Ambrose’s law had kept Asher from discovering his weakness for a bloodsucker’s bite for sixteen years. In the ten that had followed since, Asher had tried everything to cure himself of the affliction.

He blamed his recent stint as Halloran’s prisoner for undoing all that hard work.

He blamed Halloran altogether for the desperate arch of his body into Moreau’s hands, his cock a hard, unwelcome weight straining in the confines of his trousers.

“You
are
sweet, aren’t you?” Moreau hummed, curled around Asher in bed. “You’ll make your lady very happy.”

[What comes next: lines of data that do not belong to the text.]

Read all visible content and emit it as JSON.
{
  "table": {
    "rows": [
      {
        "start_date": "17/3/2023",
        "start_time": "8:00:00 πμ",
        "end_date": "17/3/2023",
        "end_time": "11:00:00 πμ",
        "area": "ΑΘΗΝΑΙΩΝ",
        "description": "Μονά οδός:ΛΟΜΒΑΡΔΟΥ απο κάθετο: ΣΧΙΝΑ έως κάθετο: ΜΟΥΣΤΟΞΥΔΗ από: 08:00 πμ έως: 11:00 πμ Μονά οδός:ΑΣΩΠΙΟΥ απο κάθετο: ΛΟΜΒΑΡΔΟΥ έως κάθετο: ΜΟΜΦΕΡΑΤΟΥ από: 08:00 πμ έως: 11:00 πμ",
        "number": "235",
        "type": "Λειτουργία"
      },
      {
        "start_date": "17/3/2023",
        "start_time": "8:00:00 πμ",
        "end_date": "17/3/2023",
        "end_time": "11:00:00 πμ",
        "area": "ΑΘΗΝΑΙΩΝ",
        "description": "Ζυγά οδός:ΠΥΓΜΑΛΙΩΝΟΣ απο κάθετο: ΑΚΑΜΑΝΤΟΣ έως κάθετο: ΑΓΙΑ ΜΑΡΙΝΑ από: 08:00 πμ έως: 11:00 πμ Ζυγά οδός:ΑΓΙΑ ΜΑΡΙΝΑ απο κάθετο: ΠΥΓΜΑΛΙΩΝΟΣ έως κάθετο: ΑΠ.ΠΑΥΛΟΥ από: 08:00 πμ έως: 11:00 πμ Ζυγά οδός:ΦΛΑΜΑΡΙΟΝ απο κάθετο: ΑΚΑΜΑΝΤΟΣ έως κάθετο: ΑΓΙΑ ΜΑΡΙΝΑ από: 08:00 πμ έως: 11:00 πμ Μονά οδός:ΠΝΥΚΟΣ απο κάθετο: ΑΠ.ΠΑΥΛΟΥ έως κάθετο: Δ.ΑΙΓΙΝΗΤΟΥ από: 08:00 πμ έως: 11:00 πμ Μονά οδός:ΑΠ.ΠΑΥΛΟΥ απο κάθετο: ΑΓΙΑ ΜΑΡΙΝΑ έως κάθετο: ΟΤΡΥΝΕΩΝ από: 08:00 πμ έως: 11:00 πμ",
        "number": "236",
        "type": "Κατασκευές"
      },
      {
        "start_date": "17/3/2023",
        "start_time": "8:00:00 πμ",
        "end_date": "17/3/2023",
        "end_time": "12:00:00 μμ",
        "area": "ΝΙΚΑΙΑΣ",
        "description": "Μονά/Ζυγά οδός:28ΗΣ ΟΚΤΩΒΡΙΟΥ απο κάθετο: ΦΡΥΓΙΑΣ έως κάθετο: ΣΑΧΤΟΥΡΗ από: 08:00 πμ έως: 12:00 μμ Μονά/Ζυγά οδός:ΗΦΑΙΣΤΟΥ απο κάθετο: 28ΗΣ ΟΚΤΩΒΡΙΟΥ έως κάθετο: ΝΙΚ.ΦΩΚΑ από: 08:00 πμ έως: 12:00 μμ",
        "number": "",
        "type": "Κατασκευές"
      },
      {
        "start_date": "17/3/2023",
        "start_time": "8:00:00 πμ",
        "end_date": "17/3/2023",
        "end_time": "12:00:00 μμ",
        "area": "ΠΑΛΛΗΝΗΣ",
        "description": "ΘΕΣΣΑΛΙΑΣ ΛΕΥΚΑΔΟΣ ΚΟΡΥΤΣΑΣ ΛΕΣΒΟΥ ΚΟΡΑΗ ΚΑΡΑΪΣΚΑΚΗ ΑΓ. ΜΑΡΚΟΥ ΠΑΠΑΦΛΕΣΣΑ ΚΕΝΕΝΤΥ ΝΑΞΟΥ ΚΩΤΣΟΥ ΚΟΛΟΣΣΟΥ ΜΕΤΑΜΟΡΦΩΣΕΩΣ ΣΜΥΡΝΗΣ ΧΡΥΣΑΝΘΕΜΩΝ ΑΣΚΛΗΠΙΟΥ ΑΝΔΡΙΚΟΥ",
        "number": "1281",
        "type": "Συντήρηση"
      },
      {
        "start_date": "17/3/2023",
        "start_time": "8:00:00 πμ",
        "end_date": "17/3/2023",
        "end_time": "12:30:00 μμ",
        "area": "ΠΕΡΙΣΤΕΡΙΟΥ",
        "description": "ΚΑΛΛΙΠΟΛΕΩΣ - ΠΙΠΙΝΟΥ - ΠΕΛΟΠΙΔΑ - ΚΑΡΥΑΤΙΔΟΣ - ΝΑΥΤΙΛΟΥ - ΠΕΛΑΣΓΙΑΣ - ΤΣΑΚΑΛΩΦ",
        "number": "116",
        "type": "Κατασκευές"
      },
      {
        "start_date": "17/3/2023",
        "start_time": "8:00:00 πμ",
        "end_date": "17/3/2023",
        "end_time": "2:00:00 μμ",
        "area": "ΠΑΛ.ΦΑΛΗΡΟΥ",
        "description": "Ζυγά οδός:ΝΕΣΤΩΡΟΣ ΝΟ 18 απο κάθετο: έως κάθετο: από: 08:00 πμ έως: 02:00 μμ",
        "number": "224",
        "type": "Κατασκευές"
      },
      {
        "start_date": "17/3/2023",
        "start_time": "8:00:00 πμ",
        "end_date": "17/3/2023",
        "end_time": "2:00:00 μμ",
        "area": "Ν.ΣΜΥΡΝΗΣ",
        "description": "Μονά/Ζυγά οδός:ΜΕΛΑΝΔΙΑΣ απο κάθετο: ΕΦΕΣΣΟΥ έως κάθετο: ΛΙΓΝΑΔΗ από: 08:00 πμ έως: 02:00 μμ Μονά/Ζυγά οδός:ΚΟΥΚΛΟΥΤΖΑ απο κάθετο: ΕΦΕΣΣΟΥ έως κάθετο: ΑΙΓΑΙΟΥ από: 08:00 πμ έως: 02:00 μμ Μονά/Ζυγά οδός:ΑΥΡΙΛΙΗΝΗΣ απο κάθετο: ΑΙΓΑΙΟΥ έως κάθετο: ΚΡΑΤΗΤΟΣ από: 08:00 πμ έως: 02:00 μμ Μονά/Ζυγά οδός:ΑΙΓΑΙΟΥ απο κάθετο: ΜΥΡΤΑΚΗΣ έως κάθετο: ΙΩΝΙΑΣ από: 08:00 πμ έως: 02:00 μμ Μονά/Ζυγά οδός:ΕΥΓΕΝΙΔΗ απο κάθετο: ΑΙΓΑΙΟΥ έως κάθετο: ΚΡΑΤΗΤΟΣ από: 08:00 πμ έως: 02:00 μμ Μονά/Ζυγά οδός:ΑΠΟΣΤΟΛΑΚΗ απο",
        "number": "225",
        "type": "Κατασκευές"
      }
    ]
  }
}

That he liked to talk while he fed Asher had already made his peace with. That what he insisted on talking about happened to trigger salvos of panic in the pit of Asher’s stomach was another matter entirely.

“What if—what if I don’t
want
a lady?” Asher panted, coherent thought rendered somewhat challenging by the throbbing between his legs.

Moreau picked his blond head up, mouth red. When he spoke, it was around his gleaming fangs. “What a queer notion. Sweet as you are, ain’t no vampire master in this town gonna put you in his henhouse.”

I’m not interested,
Asher wanted to grit out,
in hens
. He’d never put his preference into words before and it wasn’t Moreau who would get him to break that vow of silence.

Still, as Moreau went back to feeding and Asher slipped further and further from consciousness, he couldn’t help think he would have liked to at least be given a choice. But that was his lot as bloodsucker bait, wasn’t it? No choice. No say in what happened to him.

He could leave Sargasso but the old rules followed him like a chronic disease.

“You’re still alive. You should count yourself lucky.”

The voice did not belong to Moreau, but it wasn’t until Asher opened his eyes that he saw Halloran in the chair by the window, moonlight gleaming on the satin shoulders of his waistcoat.

Asher blinked in the rest of their surroundings. He recognized the heavy velvet drapes and frayed rug. He’d paced it often enough. The mirror across the bed revealed him to be wearing the clothes he’d been thrust into for Ambrose’s soiree.

“We’re back at Willowbranch.”


I
am,” Halloran corrected. “Wherever you are, you’re sleeping.”

This again.
Asher pushed himself up against the headboard, which creaked just as loudly as he remembered. He tried not to dwell on Halloran shoving him up against it and coming as close to ravaging him as any other time before or since.

It wasn’t worth thinking about.

“Are you…well?” Halloran asked at length, scowling as though the question itself offended him.

Or perhaps not the question. Perhaps it was the burden of having to fill the silence with speech that bothered him.

“I’ve been better,” Asher confessed and swept his glance over the boudoir. “But then I’ve also been worse. Chained to a bed in the nude comes to mind…”

Halloran’s scowl didn’t ease at the jape. If anything, it deepened. A curious thing. Asher would have expected him to reflect on that portion of their acquaintance with some satisfaction.

“And you?” he heard himself ask. “Is Ambrose giving you hell?”

“He ain’t best pleased with me at the moment… But no. He needs me.”

“Why?” Asher wouldn’t have dared voice the query while awake and in the same room as Halloran. He reasoned that if Halloran was just a figment of his imagination now, it couldn’t do any harm.